Jackson considered the original "Smile" to be one of his favorite songs. In 2009 at Jackson's memorial service, his brother Jermaine Jackson sang a version of the song in Michael's honor.

====Track listing====
CD maxi single (withdrawn)
1. "Smile" (short version) – 4:10
2. "Is It Scary" (radio edit) – 4:11
3. "Is It Scary" (Eddie's Love Mix Edit) – 3:50
4. "Is It Scary" (Downtempo Groove Mix) – 4:50
5. "Is It Scary" (Deep Dish Dark and Scary Radio Edit) – 4:34

12" maxi single (withdrawn)
- A1. "Smile" – 4:55
- A2. "Is It Scary" (Deep Dish Dark and Scary Remix) – 12:07
- B1. "Is It Scary" (Eddie's Rub-a-Dub Mix) – 5:00
- B2. "Is It Scary" (Eddie's Love Mix) – 8:00
- B3. "Off the Wall" (Junior Vasquez Remix) – 4:57

====Charts====

Chart performance for "Smile" by Michael Jackson
| Chart (2009) | Peak position |
|---|---|
| Germany (GfK) | 71 |
| Switzerland (Schweizer Hitparade) | 70 |
| UK Singles (Official Charts) | 74 |
| US Digital Song Sales (Billboard) | 56 |

===Other charting versions===
- September 1954: Sunny Gale (with Hugo Winterhalter Orchestra) – RCA Victor 5836 (#19)
- October 1954: David Whitfield – Decca F.10355 (#25)
- In 1959, Tony Bennett recorded the song which in the US, peaked at #73 on the Hot 100.
- In 1961, Timi Yuro released a version that reached #42 on the Hot 100.
- In late 1964, Jerry Butler and Betty Everett recorded and charted with the song as a duet.
- Robert Downey Jr. recorded 2 versions of the song--one was included in the soundtrack of the movie Chaplin and released as a single in U.K. in 1992; the other was included in his album The Futurist. The U.K. version topped at #68.

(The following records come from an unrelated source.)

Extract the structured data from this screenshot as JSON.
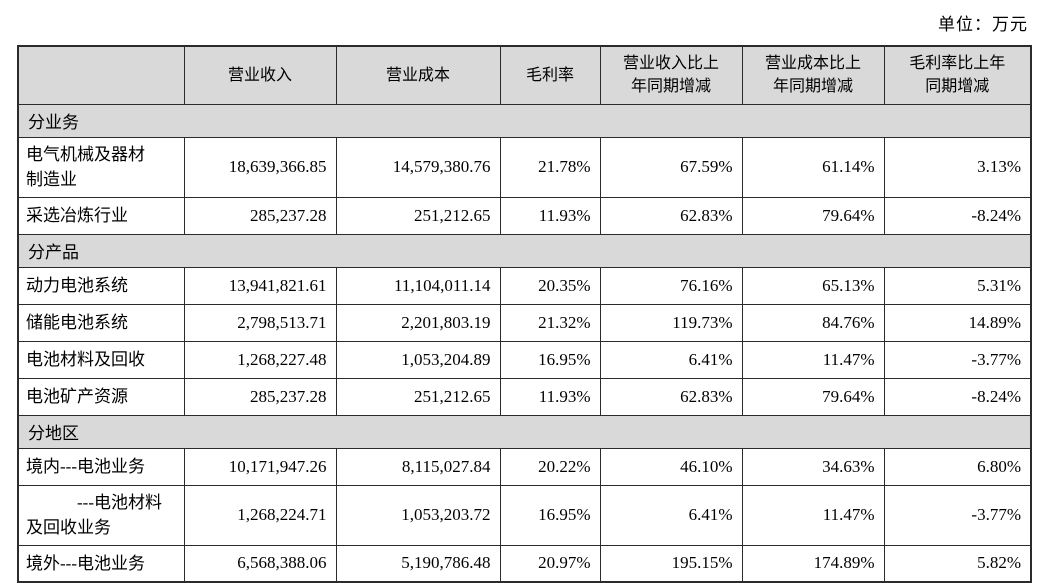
{
  "unit_label": "单位：万元",
  "table": {
    "headers": {
      "revenue": "营业收入",
      "cost": "营业成本",
      "margin": "毛利率",
      "revenue_change": "营业收入比上\n年同期增减",
      "cost_change": "营业成本比上\n年同期增减",
      "margin_change": "毛利率比上年\n同期增减"
    },
    "sections": [
      {
        "label": "分业务",
        "rows": [
          {
            "name": "电气机械及器材\n制造业",
            "values": [
              "18,639,366.85",
              "14,579,380.76",
              "21.78%",
              "67.59%",
              "61.14%",
              "3.13%"
            ]
          },
          {
            "name": "采选冶炼行业",
            "values": [
              "285,237.28",
              "251,212.65",
              "11.93%",
              "62.83%",
              "79.64%",
              "-8.24%"
            ]
          }
        ]
      },
      {
        "label": "分产品",
        "rows": [
          {
            "name": "动力电池系统",
            "values": [
              "13,941,821.61",
              "11,104,011.14",
              "20.35%",
              "76.16%",
              "65.13%",
              "5.31%"
            ]
          },
          {
            "name": "储能电池系统",
            "values": [
              "2,798,513.71",
              "2,201,803.19",
              "21.32%",
              "119.73%",
              "84.76%",
              "14.89%"
            ]
          },
          {
            "name": "电池材料及回收",
            "values": [
              "1,268,227.48",
              "1,053,204.89",
              "16.95%",
              "6.41%",
              "11.47%",
              "-3.77%"
            ]
          },
          {
            "name": "电池矿产资源",
            "values": [
              "285,237.28",
              "251,212.65",
              "11.93%",
              "62.83%",
              "79.64%",
              "-8.24%"
            ]
          }
        ]
      },
      {
        "label": "分地区",
        "rows": [
          {
            "name": "境内---电池业务",
            "values": [
              "10,171,947.26",
              "8,115,027.84",
              "20.22%",
              "46.10%",
              "34.63%",
              "6.80%"
            ]
          },
          {
            "name": "---电池材料\n及回收业务",
            "values": [
              "1,268,224.71",
              "1,053,203.72",
              "16.95%",
              "6.41%",
              "11.47%",
              "-3.77%"
            ]
          },
          {
            "name": "境外---电池业务",
            "values": [
              "6,568,388.06",
              "5,190,786.48",
              "20.97%",
              "195.15%",
              "174.89%",
              "5.82%"
            ]
          }
        ]
      }
    ]
  }
}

===Other notable recordings===

- Barbra Streisand recorded her own version for The Movie Album as well as for the soundtrack of Mona Lisa Smile in 2003.
- Westlife covered the song on their 2004 album ...Allow Us to Be Frank. The song was released as the first single from the record on 4 November 2004.
- In 2006, Tony Bennett did his own version of the song in his album Duets: An American Classic with Barbra Streisand.
- Lady Gaga recorded a version of the song for Harlequin (2024), her companion album to the American musical thriller film Joker: Folie à Deux (2024).

==In popular culture==

- The Jimmy Durante recording is part of the soundtrack to the 2019 film Joker. The titular lead character also watched scenes from Modern Times (the film from which the instrumental track that would become "Smile" originated) during a scene in which he sneaks into a movie theatre.